All in the family as kids follow parents’ fine-dining footsteps
The offspring of renowned Italian and Greek restaurateurs continue to follow their parents into the industry.
They buried Beppi on Wednesday. Veteran Sydney restaurateur Beppi Polese made his exit at 90, leaving his eponymous restaurant in the hands of Marc, his son, and despite the loss, it’s a life-affirming story of generational baton-passing with a particularly Oz-euro accent.
Thankfully, it’s not an isolated one.
All over the country, the offspring of renowned Italian and Greek restaurateurs continue to follow their parents into the restaurant industry despite, in many cases, an elite education and the vocational opportunities their parents worked so hard to provide.
While generational footstep-following is a common part of Europe’s restaurant tradition, it is far less so here.
“I now understand the stress Lucio has been through over the years,’’ says Matteo Galletto in the dining room of his small restaurant Capriccio, in Leichhardt in Sydney’s inner west.
“In restaurants, every day you’re fixing little problems ... (but) when it all comes together, it’s a very rewarding thing. It’s been the right call,”

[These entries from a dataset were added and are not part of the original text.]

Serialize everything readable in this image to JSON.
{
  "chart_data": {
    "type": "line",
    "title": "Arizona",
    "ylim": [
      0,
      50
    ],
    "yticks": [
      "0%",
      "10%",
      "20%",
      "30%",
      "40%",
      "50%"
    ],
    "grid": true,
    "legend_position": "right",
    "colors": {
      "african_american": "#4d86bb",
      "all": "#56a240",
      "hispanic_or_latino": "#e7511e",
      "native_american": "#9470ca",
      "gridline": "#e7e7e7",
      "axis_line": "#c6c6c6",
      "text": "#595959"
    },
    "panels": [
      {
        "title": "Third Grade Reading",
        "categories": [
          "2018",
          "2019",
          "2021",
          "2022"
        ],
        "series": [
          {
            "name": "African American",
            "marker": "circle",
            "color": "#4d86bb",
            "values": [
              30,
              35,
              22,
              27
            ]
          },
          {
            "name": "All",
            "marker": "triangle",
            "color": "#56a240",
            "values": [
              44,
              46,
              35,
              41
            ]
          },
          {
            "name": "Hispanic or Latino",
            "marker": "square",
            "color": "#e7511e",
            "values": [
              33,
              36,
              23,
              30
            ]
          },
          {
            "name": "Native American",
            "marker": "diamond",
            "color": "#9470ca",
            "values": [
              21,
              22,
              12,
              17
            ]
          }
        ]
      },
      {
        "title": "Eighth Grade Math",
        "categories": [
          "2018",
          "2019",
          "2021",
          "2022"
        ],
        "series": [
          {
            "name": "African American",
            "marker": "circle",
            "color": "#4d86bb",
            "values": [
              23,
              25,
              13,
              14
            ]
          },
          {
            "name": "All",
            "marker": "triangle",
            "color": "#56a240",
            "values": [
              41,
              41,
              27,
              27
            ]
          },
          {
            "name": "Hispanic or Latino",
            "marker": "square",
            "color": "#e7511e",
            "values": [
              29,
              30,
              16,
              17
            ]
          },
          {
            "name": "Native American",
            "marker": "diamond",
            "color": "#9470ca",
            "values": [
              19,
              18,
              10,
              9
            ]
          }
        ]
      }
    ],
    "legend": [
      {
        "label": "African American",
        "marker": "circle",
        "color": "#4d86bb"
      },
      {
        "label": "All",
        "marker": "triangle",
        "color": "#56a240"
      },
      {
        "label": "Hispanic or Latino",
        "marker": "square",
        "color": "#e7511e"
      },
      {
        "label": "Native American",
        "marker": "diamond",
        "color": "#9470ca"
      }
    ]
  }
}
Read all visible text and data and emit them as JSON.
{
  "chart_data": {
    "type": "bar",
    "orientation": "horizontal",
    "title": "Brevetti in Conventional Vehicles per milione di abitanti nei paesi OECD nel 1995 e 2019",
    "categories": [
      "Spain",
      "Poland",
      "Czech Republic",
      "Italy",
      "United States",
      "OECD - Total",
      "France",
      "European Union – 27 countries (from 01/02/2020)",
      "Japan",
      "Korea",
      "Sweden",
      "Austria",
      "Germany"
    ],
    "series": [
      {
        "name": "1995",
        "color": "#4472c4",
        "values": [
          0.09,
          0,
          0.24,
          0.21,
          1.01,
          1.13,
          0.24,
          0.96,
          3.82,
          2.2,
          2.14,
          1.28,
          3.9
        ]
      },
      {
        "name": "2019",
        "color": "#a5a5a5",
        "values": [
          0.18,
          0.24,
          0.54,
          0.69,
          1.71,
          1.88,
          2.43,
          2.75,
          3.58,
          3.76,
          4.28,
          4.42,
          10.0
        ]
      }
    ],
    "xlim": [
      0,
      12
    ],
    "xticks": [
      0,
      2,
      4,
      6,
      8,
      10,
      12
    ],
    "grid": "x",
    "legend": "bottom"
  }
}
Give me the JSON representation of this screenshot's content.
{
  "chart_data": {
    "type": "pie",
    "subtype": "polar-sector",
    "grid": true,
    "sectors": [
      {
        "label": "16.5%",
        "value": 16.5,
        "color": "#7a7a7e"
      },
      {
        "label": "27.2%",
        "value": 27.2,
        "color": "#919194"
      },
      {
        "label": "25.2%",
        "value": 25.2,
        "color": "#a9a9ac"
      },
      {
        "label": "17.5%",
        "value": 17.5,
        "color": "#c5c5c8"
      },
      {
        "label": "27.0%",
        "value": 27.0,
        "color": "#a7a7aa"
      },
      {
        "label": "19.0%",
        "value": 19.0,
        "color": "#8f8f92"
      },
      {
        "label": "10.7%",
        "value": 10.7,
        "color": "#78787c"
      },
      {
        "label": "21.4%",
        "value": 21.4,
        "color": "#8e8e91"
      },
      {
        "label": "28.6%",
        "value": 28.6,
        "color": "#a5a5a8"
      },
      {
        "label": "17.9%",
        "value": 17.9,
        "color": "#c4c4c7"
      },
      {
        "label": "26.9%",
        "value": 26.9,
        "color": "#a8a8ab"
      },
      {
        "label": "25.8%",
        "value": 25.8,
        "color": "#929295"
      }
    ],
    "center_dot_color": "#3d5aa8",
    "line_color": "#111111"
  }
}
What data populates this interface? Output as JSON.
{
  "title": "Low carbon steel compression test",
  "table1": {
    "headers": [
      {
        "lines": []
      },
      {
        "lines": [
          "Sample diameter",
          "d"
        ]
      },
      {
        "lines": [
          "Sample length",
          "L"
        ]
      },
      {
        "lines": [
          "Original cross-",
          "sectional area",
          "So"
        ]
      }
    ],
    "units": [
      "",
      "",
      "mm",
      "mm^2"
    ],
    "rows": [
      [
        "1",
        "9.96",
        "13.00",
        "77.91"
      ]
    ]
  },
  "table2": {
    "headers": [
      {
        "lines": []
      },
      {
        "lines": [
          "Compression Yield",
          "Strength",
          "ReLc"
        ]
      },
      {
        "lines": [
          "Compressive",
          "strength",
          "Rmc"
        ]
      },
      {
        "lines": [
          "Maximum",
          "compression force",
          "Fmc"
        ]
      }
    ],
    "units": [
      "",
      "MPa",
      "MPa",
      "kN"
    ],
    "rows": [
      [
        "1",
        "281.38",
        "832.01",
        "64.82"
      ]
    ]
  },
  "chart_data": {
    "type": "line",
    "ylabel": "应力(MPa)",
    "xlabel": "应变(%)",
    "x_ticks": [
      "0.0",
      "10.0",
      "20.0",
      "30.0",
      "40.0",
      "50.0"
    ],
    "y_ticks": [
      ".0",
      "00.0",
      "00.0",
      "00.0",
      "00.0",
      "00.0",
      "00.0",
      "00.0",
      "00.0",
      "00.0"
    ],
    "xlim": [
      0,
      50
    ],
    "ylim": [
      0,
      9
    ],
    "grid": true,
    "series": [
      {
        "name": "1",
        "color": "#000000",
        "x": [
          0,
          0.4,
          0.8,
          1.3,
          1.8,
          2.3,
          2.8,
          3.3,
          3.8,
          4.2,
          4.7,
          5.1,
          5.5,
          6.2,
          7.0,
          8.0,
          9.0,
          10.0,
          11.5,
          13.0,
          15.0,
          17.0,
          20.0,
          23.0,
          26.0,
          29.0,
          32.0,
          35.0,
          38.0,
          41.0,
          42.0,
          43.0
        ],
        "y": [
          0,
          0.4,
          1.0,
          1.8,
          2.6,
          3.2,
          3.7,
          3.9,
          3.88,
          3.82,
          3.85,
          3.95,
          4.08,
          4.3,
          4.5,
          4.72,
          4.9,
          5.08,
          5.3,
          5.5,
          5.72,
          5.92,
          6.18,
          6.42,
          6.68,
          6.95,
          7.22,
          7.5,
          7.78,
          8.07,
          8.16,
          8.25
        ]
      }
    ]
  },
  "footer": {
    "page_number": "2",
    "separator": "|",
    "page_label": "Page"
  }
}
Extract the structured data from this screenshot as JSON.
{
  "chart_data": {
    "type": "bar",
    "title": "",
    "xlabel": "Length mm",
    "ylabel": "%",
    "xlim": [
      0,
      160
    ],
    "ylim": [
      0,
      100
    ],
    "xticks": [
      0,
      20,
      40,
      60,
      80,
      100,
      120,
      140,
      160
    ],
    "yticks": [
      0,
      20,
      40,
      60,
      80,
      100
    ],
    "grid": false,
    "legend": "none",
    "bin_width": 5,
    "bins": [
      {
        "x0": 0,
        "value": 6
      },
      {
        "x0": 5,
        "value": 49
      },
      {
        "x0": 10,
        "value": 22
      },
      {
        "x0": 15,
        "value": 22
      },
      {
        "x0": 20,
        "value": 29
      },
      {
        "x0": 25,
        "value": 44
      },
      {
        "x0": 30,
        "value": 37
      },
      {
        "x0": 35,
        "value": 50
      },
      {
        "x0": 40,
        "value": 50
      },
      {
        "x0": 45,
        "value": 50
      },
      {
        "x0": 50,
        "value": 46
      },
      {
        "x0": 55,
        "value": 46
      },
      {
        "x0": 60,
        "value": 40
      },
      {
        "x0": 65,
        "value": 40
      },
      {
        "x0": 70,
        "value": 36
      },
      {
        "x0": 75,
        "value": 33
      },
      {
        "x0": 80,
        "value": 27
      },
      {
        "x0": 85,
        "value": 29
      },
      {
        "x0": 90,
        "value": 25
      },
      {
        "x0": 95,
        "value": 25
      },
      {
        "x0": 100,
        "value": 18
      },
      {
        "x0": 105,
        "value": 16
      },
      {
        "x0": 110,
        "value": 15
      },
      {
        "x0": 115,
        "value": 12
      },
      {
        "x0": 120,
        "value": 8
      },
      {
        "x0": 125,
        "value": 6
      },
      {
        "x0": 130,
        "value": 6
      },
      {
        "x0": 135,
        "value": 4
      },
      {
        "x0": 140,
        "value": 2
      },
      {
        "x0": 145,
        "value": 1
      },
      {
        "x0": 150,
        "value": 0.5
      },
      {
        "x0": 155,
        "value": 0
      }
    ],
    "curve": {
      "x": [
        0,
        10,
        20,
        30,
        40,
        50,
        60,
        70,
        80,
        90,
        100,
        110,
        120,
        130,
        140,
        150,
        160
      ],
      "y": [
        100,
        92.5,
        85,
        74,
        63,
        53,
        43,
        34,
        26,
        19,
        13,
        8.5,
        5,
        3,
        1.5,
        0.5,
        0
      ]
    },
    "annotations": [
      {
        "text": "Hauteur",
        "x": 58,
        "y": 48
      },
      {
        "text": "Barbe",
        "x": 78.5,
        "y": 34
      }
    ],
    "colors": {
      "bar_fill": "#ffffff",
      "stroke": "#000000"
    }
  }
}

You may recognise the name: his father, Lucio, who came to Australia more than 40 years ago from Liguria, is one of the nation’s best-known Italian restaurateurs. He and wife Sally gave their children Matteo and Michaela an expensive private education and the support to study at university.
Michaela works at Lucio’s despite her degree in international relations. Matteo dropped out of university after a few years drifting, and fell in love with the restaurant game while living with his father’s family in Italy.
A year ago, after 10 years working under the family wing, he joined forces with an Italian mate, bought a run-down Leichhardt restaurant with potential, and opened his doors — the way his father had done more than 30 years ago in Paddington with Lucio’s.
“He still hasn’t gotten over it,” says Sally Galletto of her husband. “We’re proud and ‘oh-my-god’ at the same time.”
In Melbourne, it’s a not-so-different story for the Grossi family, owners of five Italy-focused restaurants, including the prestigious Florentino trio, in Melbourne’s Bourke Street.
Guy Grossi, a successful chef and restaurateur, followed his father Pietro’s footsteps into cooking for a living 35 years ago. The rewards of his enterprise were the ability to raise a family in Melbourne’s eastern suburbs and send his children to elite schools.
Son Carlo began a degree after high school; he says his parents made it “anything but easy” for him to slip quietly out of tertiary education into waiting tables full time. “I was certainly encouraged to do a lot of different things when I finished school,” Grossi says, “but ultimately I realised that I’d always been in love with what we (as a family) do.”